In a fiscal year 2014 cost-saving effort, HHS implemented the rate reduction until a review of the actuarial processes behind the cut was conducted. HHS then eliminated the rate reduction and subsequently implemented a one-time 0.6% reimbursement rate increase for fiscal year 2017 to account for the three years of cuts.
“I think this is an unfortunate decision,” Bishop says of the ruling. “CMS has designed the Inpatient Prospective Payment System rates to cover the costs of care for the inpatient Medicare population without any additional margin. When they arbitrarily decide to make a cut to those rates, they are paying hospitals less than the cost of care, according to their own calculations. This is contrary to the intent and mission of Medicare and leaves hospitals with a deficit when caring for Medicare patients that must be covered in other ways.”
The ruling, which has no implications in regards to coding and documentation, deals only with prior payments affected by the reduction, Deighan says. Nor does the lawsuit impact any of the guidelines for applying the Two-Midnight Rule when coding, she adds.

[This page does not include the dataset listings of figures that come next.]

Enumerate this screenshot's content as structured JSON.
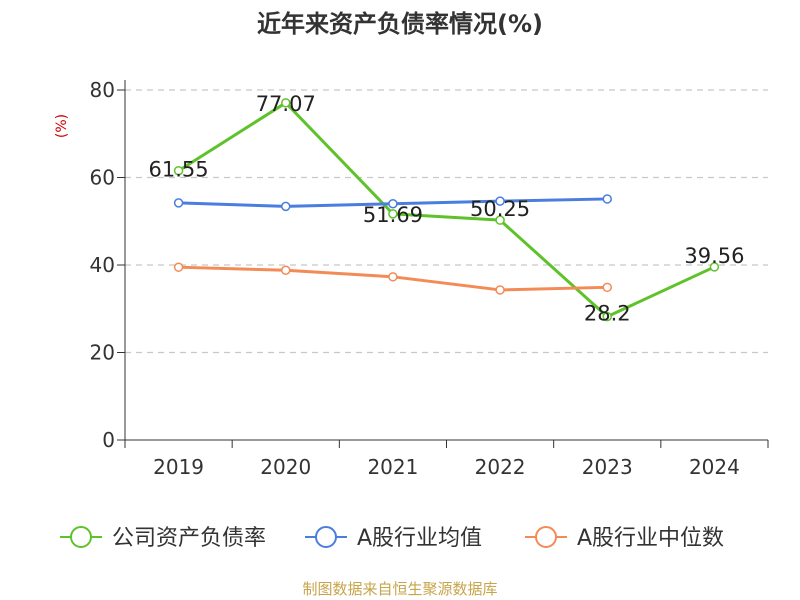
{
  "chart_data": {
    "type": "line",
    "title": "近年来资产负债率情况(%)",
    "ylabel": "(%)",
    "xlabel": "",
    "categories": [
      "2019",
      "2020",
      "2021",
      "2022",
      "2023",
      "2024"
    ],
    "ylim": [
      0,
      80
    ],
    "yticks": [
      0,
      20,
      40,
      60,
      80
    ],
    "grid": true,
    "legend_position": "bottom",
    "series": [
      {
        "name": "公司资产负债率",
        "color": "#5ec22a",
        "values": [
          61.55,
          77.07,
          51.69,
          50.25,
          28.2,
          39.56
        ],
        "labels": [
          "61.55",
          "77.07",
          "51.69",
          "50.25",
          "28.2",
          "39.56"
        ]
      },
      {
        "name": "A股行业均值",
        "color": "#4a7de0",
        "values": [
          54.2,
          53.4,
          54.0,
          54.6,
          55.1,
          null
        ]
      },
      {
        "name": "A股行业中位数",
        "color": "#f48a55",
        "values": [
          39.5,
          38.8,
          37.3,
          34.3,
          34.9,
          null
        ]
      }
    ]
  },
  "source": {
    "text": "制图数据来自恒生聚源数据库",
    "color": "#c8a44a"
  },
  "ylabel_color": "#cc0000"
}
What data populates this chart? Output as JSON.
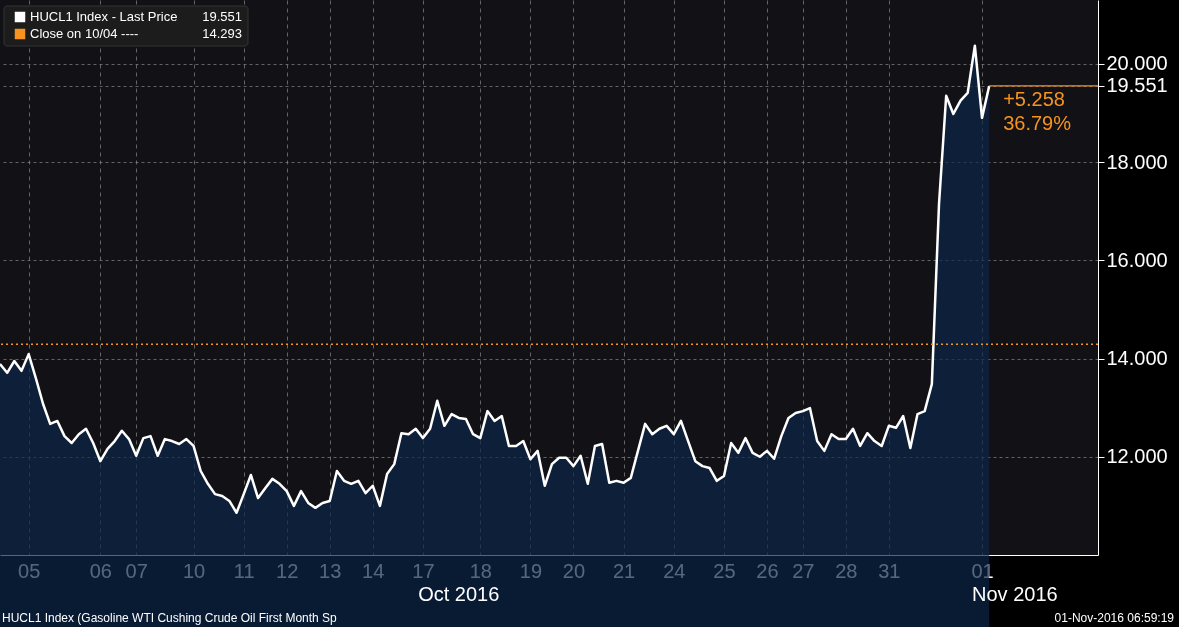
{
  "chart_data": {
    "type": "area",
    "categories": [
      null,
      null,
      null,
      null,
      "05",
      null,
      null,
      null,
      null,
      null,
      null,
      null,
      null,
      null,
      "06",
      null,
      null,
      null,
      null,
      "07",
      null,
      null,
      null,
      null,
      null,
      null,
      null,
      "10",
      null,
      null,
      null,
      null,
      null,
      null,
      "11",
      null,
      null,
      null,
      null,
      null,
      "12",
      null,
      null,
      null,
      null,
      null,
      "13",
      null,
      null,
      null,
      null,
      null,
      "14",
      null,
      null,
      null,
      null,
      null,
      null,
      "17",
      null,
      null,
      null,
      null,
      null,
      null,
      null,
      "18",
      null,
      null,
      null,
      null,
      null,
      null,
      "19",
      null,
      null,
      null,
      null,
      null,
      "20",
      null,
      null,
      null,
      null,
      null,
      null,
      "21",
      null,
      null,
      null,
      null,
      null,
      null,
      "24",
      null,
      null,
      null,
      null,
      null,
      null,
      "25",
      null,
      null,
      null,
      null,
      null,
      "26",
      null,
      null,
      null,
      null,
      "27",
      null,
      null,
      null,
      null,
      null,
      "28",
      null,
      null,
      null,
      null,
      null,
      "31",
      null,
      null,
      null,
      null,
      null,
      null,
      null,
      null,
      null,
      null,
      null,
      null,
      "01",
      null
    ],
    "series": [
      {
        "name": "HUCL1 Index - Last Price",
        "color": "#ffffff",
        "values": [
          13.89,
          13.71,
          13.95,
          13.75,
          14.09,
          13.6,
          13.08,
          12.67,
          12.73,
          12.42,
          12.28,
          12.46,
          12.57,
          12.28,
          11.91,
          12.16,
          12.32,
          12.53,
          12.36,
          12.02,
          12.38,
          12.42,
          12.02,
          12.36,
          12.32,
          12.26,
          12.36,
          12.22,
          11.71,
          11.45,
          11.24,
          11.2,
          11.1,
          10.86,
          11.24,
          11.63,
          11.16,
          11.36,
          11.55,
          11.45,
          11.3,
          11.0,
          11.3,
          11.06,
          10.96,
          11.06,
          11.1,
          11.71,
          11.51,
          11.45,
          11.51,
          11.26,
          11.41,
          11.0,
          11.65,
          11.85,
          12.48,
          12.46,
          12.57,
          12.38,
          12.57,
          13.14,
          12.63,
          12.87,
          12.79,
          12.77,
          12.46,
          12.38,
          12.93,
          12.73,
          12.83,
          12.22,
          12.22,
          12.32,
          11.95,
          12.12,
          11.41,
          11.85,
          11.98,
          11.98,
          11.81,
          12.02,
          11.45,
          12.22,
          12.26,
          11.47,
          11.51,
          11.47,
          11.57,
          12.12,
          12.67,
          12.46,
          12.57,
          12.63,
          12.46,
          12.73,
          12.32,
          11.91,
          11.81,
          11.77,
          11.51,
          11.61,
          12.28,
          12.08,
          12.38,
          12.08,
          12.0,
          12.12,
          11.96,
          12.42,
          12.79,
          12.89,
          12.93,
          12.99,
          12.32,
          12.12,
          12.46,
          12.36,
          12.36,
          12.57,
          12.22,
          12.48,
          12.32,
          12.22,
          12.63,
          12.59,
          12.83,
          12.18,
          12.87,
          12.93,
          13.48,
          17.15,
          19.35,
          18.98,
          19.25,
          19.41,
          20.37,
          18.9,
          19.551
        ]
      }
    ],
    "ylim": [
      10,
      21.3
    ],
    "yticks": [
      {
        "value": 12,
        "label": "12.000"
      },
      {
        "value": 14,
        "label": "14.000"
      },
      {
        "value": 16,
        "label": "16.000"
      },
      {
        "value": 18,
        "label": "18.000"
      },
      {
        "value": 19.551,
        "label": "19.551"
      },
      {
        "value": 20,
        "label": "20.000"
      }
    ],
    "ref_lines": [
      {
        "axis": "y",
        "value": 14.293,
        "label": "Close on 10/04 ----",
        "color": "#f7931e",
        "line_style": "dotted"
      }
    ],
    "annotations": [
      "19.551",
      "14.293",
      "+5.258",
      "36.79%",
      "Oct 2016",
      "Nov 2016",
      "HUCL1 Index (Gasoline WTI Cushing Crude Oil First Month Sp",
      "01-Nov-2016 06:59:19"
    ],
    "grid": true,
    "legend": "top left"
  }
}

Whether inpatient or outpatient, two midnights or one, short stays are inherently challenging because they require case management, utilization review, and compliance with the various organizations charged with overview such as the Office of Inspector General, Quality Improvement Organizations, MACs, and RACs. On top of that, there’s the possibility of litigation.
“Everyone should be concerned about the Two Midnight Rule,” Deighan says. “It’s not new. It’s not going away. As a coding professional, you have to be a critical thinker to be effective in today’s revenue cycle. So you have to be curious and always learning. Understand how you contribute to achieving compliance with the rule and how you can help your organization be successful.”
— Monique Griffin is a sports, marketing, and content writer who recently earned her CPC-A.